The threads woven through these pictures come from things large and small—from historical catastrophe to the minutely personal, from madness and decay to memory and desolation.
For me, these images are a hallucination, the kind of fevered dream another artist referred to as “more real than everyday life.” These pictures are a discharge, residues of our disquietudes around time, and time’s one true bequest: impermanence.
The intersection between a human being, the thrust of history, and memory itself— looking through that kaleidoscope is one of one way of contemplating someone’s life. And their death as well.

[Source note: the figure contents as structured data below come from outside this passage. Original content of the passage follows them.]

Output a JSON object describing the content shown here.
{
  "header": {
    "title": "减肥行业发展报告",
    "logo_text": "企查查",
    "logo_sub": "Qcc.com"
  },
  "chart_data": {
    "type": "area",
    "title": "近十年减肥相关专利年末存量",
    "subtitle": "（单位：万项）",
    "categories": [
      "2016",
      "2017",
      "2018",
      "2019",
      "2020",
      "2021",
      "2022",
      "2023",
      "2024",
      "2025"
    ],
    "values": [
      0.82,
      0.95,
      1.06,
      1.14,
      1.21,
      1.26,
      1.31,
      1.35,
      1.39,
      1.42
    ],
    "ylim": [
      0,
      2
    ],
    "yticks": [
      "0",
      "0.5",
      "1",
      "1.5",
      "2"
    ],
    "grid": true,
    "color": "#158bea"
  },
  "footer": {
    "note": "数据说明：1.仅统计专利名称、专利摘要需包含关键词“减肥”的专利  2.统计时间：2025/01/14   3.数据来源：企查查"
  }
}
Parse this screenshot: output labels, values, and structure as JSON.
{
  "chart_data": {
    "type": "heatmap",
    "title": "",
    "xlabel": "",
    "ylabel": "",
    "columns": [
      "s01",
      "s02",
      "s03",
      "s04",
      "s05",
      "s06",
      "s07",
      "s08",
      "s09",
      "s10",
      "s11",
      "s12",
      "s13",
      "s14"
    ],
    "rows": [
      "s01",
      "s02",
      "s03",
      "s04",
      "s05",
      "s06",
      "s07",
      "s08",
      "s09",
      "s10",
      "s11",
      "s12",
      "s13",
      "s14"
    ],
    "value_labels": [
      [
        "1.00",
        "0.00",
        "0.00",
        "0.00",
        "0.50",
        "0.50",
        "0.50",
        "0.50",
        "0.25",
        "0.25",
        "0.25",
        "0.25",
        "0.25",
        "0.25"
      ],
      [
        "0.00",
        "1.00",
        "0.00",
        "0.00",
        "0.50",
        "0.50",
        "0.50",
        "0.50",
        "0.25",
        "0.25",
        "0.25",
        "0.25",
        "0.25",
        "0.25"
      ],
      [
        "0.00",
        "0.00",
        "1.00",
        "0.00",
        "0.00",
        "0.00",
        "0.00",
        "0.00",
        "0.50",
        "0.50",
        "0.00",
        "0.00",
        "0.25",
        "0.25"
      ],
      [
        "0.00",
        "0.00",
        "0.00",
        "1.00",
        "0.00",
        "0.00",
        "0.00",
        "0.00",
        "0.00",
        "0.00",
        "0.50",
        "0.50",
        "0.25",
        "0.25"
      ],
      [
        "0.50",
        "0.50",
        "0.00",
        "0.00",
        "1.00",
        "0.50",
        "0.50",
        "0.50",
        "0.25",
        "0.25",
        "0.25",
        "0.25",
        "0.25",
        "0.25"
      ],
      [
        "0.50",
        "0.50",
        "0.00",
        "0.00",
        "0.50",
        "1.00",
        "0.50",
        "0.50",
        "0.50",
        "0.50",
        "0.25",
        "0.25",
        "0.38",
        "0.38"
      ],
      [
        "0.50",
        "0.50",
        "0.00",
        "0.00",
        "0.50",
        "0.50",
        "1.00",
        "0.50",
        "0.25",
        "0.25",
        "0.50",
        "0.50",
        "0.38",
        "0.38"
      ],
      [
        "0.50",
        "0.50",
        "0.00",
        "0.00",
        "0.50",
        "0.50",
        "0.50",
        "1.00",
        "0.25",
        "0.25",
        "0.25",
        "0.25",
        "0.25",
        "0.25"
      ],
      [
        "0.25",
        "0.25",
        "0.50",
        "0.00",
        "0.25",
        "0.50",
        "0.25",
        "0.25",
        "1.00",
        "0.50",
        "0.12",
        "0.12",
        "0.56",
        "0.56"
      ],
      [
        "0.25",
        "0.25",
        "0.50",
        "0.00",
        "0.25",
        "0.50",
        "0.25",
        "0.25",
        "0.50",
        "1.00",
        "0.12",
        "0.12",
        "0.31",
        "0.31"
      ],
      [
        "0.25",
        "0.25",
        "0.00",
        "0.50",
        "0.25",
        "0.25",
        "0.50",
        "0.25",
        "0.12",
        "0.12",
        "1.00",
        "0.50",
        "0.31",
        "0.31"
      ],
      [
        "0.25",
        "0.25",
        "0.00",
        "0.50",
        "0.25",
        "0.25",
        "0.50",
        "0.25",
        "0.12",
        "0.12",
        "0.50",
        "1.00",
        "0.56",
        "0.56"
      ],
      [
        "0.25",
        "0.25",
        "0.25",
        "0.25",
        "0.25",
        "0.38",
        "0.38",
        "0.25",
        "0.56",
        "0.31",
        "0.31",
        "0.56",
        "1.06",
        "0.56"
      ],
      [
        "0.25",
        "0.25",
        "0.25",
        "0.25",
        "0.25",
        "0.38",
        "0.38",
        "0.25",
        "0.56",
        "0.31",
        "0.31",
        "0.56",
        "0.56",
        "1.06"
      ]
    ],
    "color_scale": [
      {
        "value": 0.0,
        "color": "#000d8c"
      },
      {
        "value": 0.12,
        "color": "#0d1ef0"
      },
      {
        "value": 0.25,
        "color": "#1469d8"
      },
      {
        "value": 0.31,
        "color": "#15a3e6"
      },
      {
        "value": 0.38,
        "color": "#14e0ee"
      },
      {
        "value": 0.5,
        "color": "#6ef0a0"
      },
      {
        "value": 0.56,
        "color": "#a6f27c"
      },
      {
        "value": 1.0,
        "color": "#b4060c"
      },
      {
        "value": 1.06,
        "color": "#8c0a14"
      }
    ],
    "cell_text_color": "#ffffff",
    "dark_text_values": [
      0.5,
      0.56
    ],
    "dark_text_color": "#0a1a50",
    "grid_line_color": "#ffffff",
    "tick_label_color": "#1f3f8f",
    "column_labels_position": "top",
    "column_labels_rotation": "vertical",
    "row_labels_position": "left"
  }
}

Rodick attended the opening, gave a workshop, and delivered two lectures on his work, one in Buenos Aires and one in Jujuy.
The artist thanks: the Embassy of Canada to Argentina for their support without which the exhibition would not have been possible; Elda Harrington, Silvia Mangialardi, and the staff of the Festival de la Luz; Dimitri Levanoff, printer, colleague, and founder of imagefoundry, for his invaluable input; and everyone who visited the exhibition and took the time to see the work.
Thanks to the Canadian Embassy of Canada to Argentina, and in particular to their Cultural Attaché, Beatriz Ventura, the exhibition will continue to have life by touring Argentina and other Latin American countries.